Una clumped into the Range Rover in big heavy boots. Rafael stared: she looked seriously scary. She was clad from head to toe in gothic black. Her eyes were heavily coloured in a variety of plum and purple shades, her lips were crimson against her pale skin. She was a dead ringer for a vampire from an old movie. He wanted to laugh, but was too shrewd to make the mistake.
‘Did you know that Harriet’s got back with her ex?’ Una demanded.
Rafael went very still. ‘Her ex?’
‘Luke. A neighbour runs a taxi service to the airport and he saw Harriet picking up a blond bloke yesterday. She was hugging and kissing him…yeuk!’ Una confided in a revolted tone. ‘I called Fergal to ask him, and apparently he interrupted their big celebration meal at the cottage. So it’s true. But I can’t believe it.
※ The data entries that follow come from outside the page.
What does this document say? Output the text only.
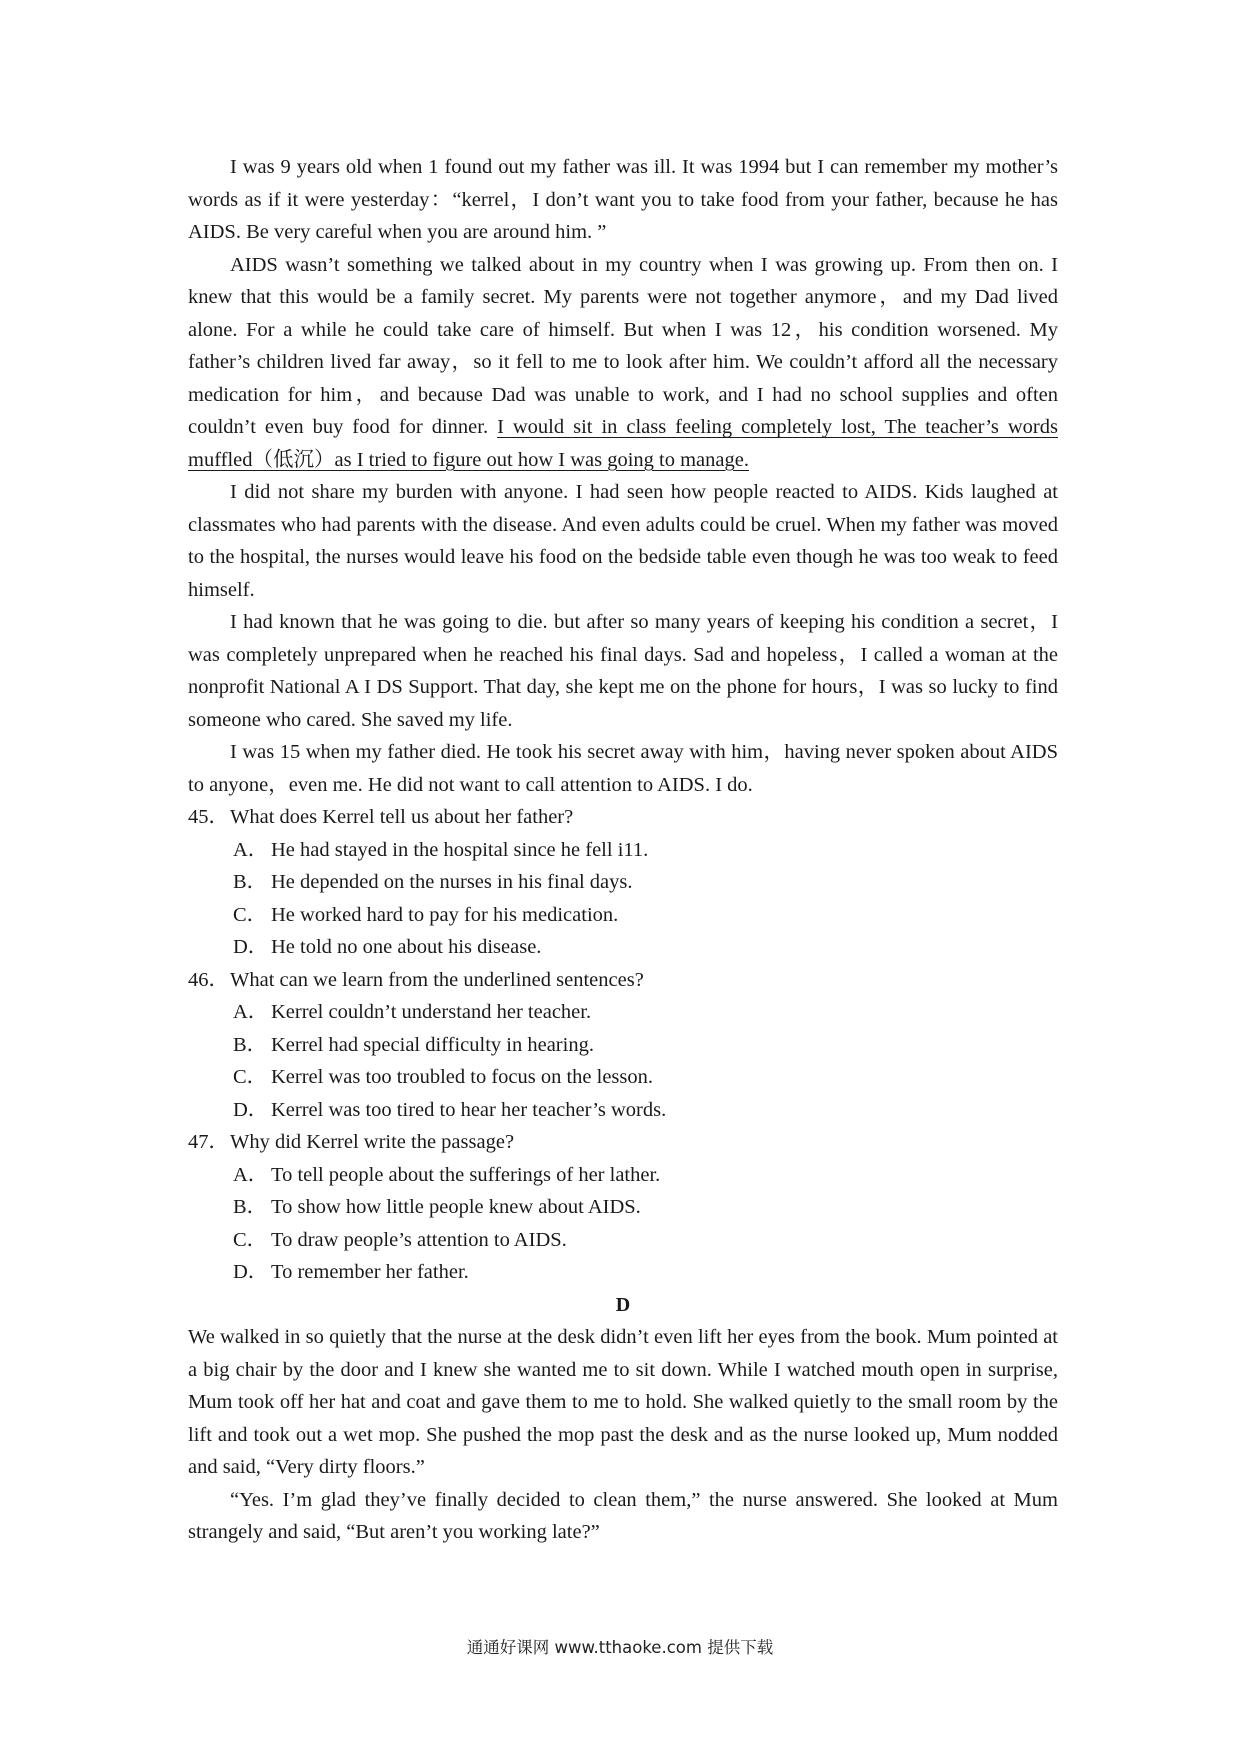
I was 9 years old when 1 found out my father was ill. It was 1994 but I can remember my mother’s words as if it were yesterday：“kerrel，I don’t want you to take food from your father, because he has AIDS. Be very careful when you are around him. ”

AIDS wasn’t something we talked about in my country when I was growing up. From then on. I knew that this would be a family secret. My parents were not together anymore，and my Dad lived alone. For a while he could take care of himself. But when I was 12，his condition worsened. My father’s children lived far away，so it fell to me to look after him. We couldn’t afford all the necessary medication for him，and because Dad was unable to work, and I had no school supplies and often couldn’t even buy food for dinner. I would sit in class feeling completely lost, The teacher’s words muffled（低沉）as I tried to figure out how I was going to manage.

I did not share my burden with anyone. I had seen how people reacted to AIDS. Kids laughed at classmates who had parents with the disease. And even adults could be cruel. When my father was moved to the hospital, the nurses would leave his food on the bedside table even though he was too weak to feed himself.

I had known that he was going to die. but after so many years of keeping his condition a secret，I was completely unprepared when he reached his final days. Sad and hopeless，I called a woman at the nonprofit National A I DS Support. That day, she kept me on the phone for hours，I was so lucky to find someone who cared. She saved my life.

I was 15 when my father died. He took his secret away with him，having never spoken about AIDS to anyone，even me. He did not want to call attention to AIDS. I do.

45．What does Kerrel tell us about her father?

A． He had stayed in the hospital since he fell i11.

B． He depended on the nurses in his final days.

C． He worked hard to pay for his medication.

D． He told no one about his disease.

46．What can we learn from the underlined sentences?

A． Kerrel couldn’t understand her teacher.

B． Kerrel had special difficulty in hearing.

C． Kerrel was too troubled to focus on the lesson.

D． Kerrel was too tired to hear her teacher’s words.

47．Why did Kerrel write the passage?

A． To tell people about the sufferings of her lather.

B． To show how little people knew about AIDS.

C． To draw people’s attention to AIDS.

D． To remember her father.

D

We walked in so quietly that the nurse at the desk didn’t even lift her eyes from the book. Mum pointed at a big chair by the door and I knew she wanted me to sit down. While I watched mouth open in surprise, Mum took off her hat and coat and gave them to me to hold. She walked quietly to the small room by the lift and took out a wet mop. She pushed the mop past the desk and as the nurse looked up, Mum nodded and said, “Very dirty floors.”

“Yes. I’m glad they’ve finally decided to clean them,” the nurse answered. She looked at Mum strangely and said, “But aren’t you working late?”

通通好课网 www.tthaoke.com 提供下载
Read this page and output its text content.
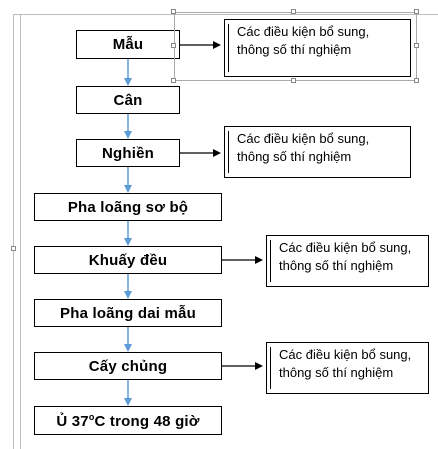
Mẫu
Cân
Nghiền
Pha loãng sơ bộ
Khuấy đều
Pha loãng dai mẫu
Cấy chủng
Ủ 37$^o$C trong 48 giờ
Các điều kiện bổ sung, thông số thí nghiệm
Các điều kiện bổ sung, thông số thí nghiệm
Các điều kiện bổ sung, thông số thí nghiệm
Các điều kiện bổ sung, thông số thí nghiệm
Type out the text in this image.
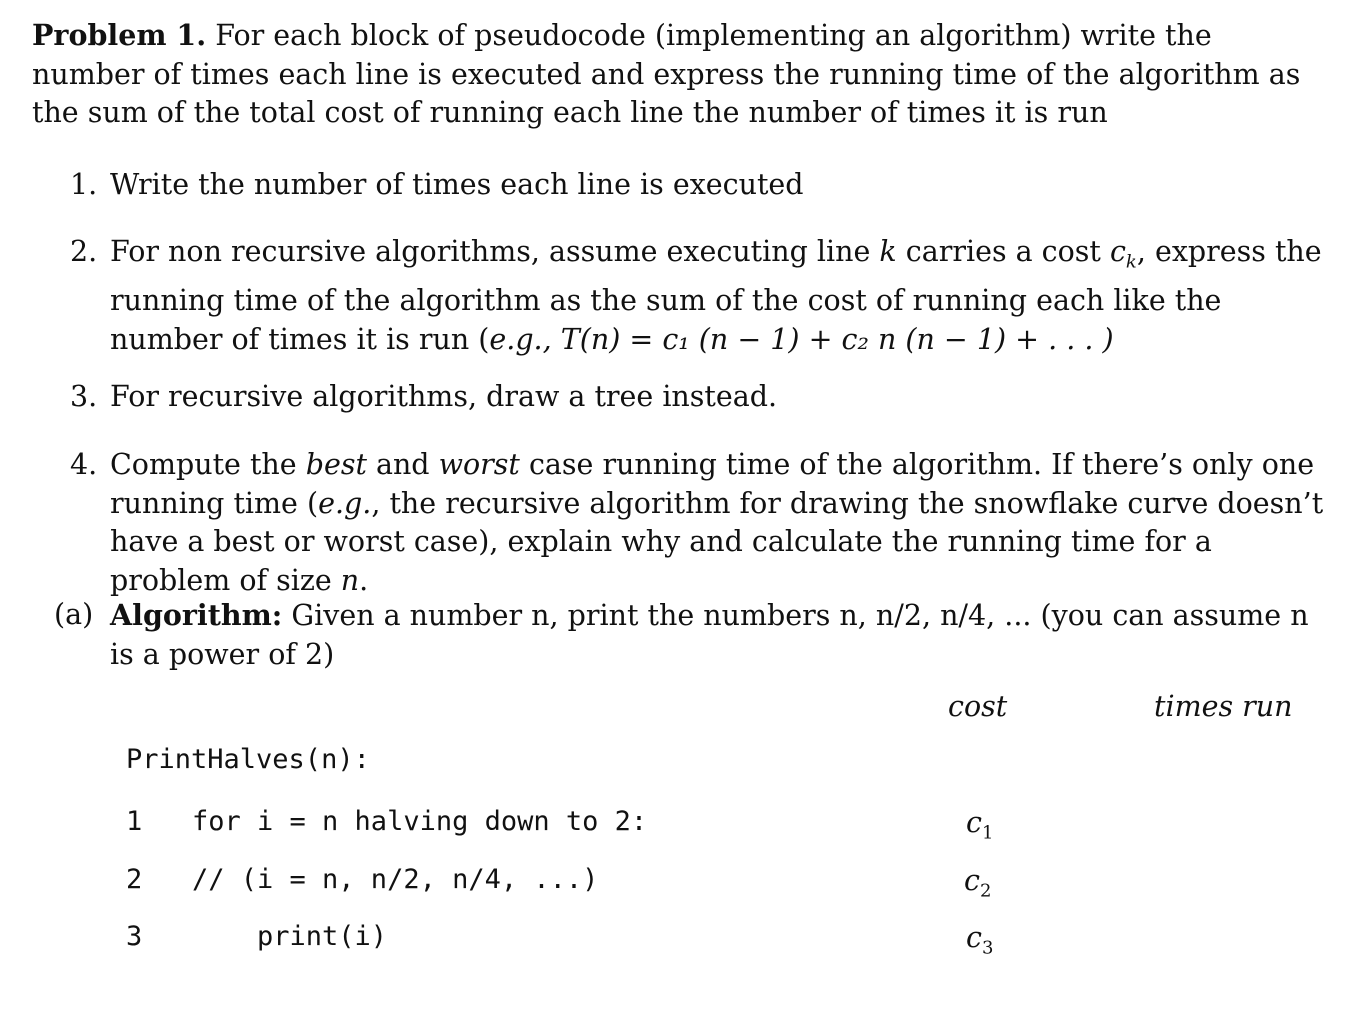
Problem 1. For each block of pseudocode (implementing an algorithm) write the number of times each line is executed and express the running time of the algorithm as the sum of the total cost of running each line the number of times it is run
1. Write the number of times each line is executed
2. For non recursive algorithms, assume executing line k carries a cost $c_k$, express the running time of the algorithm as the sum of the cost of running each like the number of times it is run (e.g., T(n) = c₁ (n − 1) + c₂ n (n − 1) + . . . )
3. For recursive algorithms, draw a tree instead.
4. Compute the best and worst case running time of the algorithm. If there’s only one running time (e.g., the recursive algorithm for drawing the snowflake curve doesn’t have a best or worst case), explain why and calculate the running time for a problem of size n.
(a) Algorithm: Given a number n, print the numbers n, n/2, n/4, ... (you can assume n is a power of 2)
cost	times run
PrintHalves(n):
1 for i = n halving down to 2:	$c_1$
2 // (i = n, n/2, n/4, ...)	$c_2$
3 print(i)	$c_3$
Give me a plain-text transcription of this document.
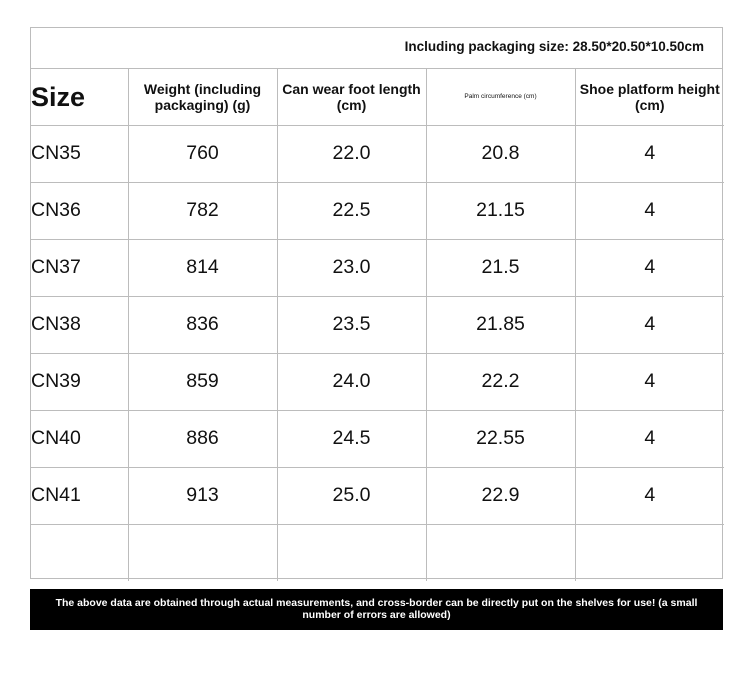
Including packaging size: 28.50*20.50*10.50cm
Size	Weight (including packaging) (g)	Can wear foot length (cm)	Palm circumference (cm)	Shoe platform height (cm)
CN35	760	22.0	20.8	4
CN36	782	22.5	21.15	4
CN37	814	23.0	21.5	4
CN38	836	23.5	21.85	4
CN39	859	24.0	22.2	4
CN40	886	24.5	22.55	4
CN41	913	25.0	22.9	4

The above data are obtained through actual measurements, and cross-border can be directly put on the shelves for use! (a small number of errors are allowed)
I thought she had more pride. Are you annoyed?’
‘Why would I be?’ Rafael fielded, and his half-sister subsided into silence.
He began to reverse the four-wheel-drive back on to the road. He felt nothing. He never felt anything. Messy reactions were for other people, and not something he could identify with eit
her. He had still been a child when he had learned absolute control of his emotions. Forced to witness Valente’s cruelty, and powerless to intervene, Rafael had switched off his human responses: it had been a simple matter of sanity and survival.
*
Harriet and Boyce enjoyed a hearty breakfast before making use of Tolly’s hand drawn map to go and find the house where Eva and generations of Gallaghers before her had been born. The property was called Slieveross, and was every bit as remote in location as Tolly had warned. Although the land lay only a couple of miles out of Ballyflynn, they had to trek up a long steep lane across the lower slopes of a mountain. The hedgerows were bright with the lanterns of the fuchsia bushes that grew wild. They stopped several times to catch their breath and enjoy the spectacular panorama of the jagged coastline. Far below them the white foam of the Atlantic breakers battered the steep cliffs. The little farmhouse was a ruin in the lee of the hill.
‘What a place this would be to get away from it all,’ her brother breathed, in a tone of awe and longing that took her by surprise. ‘Look at that view. It’s out of this world. There’s not a soul in sight. I can’t even see the road. Can you hear that silence? I can’t remember when I last heard silence. I’d pay a fortune for the chance to buy and restore this place.’
‘But Mum would go mad!’ Harriet was torn by simultaneous dismay and hope. She knew that she would get the blame if Boyce, who was Eva’s pride and joy, put down roots in Ireland. Yet there was nothing that would please her more than the luxury of seeing a little more of him.
‘Perhaps it’s time she got over that. I don’t see why it should influence me. I’d like a base where I could write music, unwind…Here I could just be an ordinary guy.’
Boyce had always been a mover and a shaker. On the way home he made her call in at the auctioneers in Ballyflynn, to see if she could find out who now owned Slieveross. That party’s identity confirmed, and after a further visit to Mr McNally, the solicitor, Boyce returned to the cottage with plans to get his business manager on the phone to discuss the pros and cons of acquiring a home in Ireland.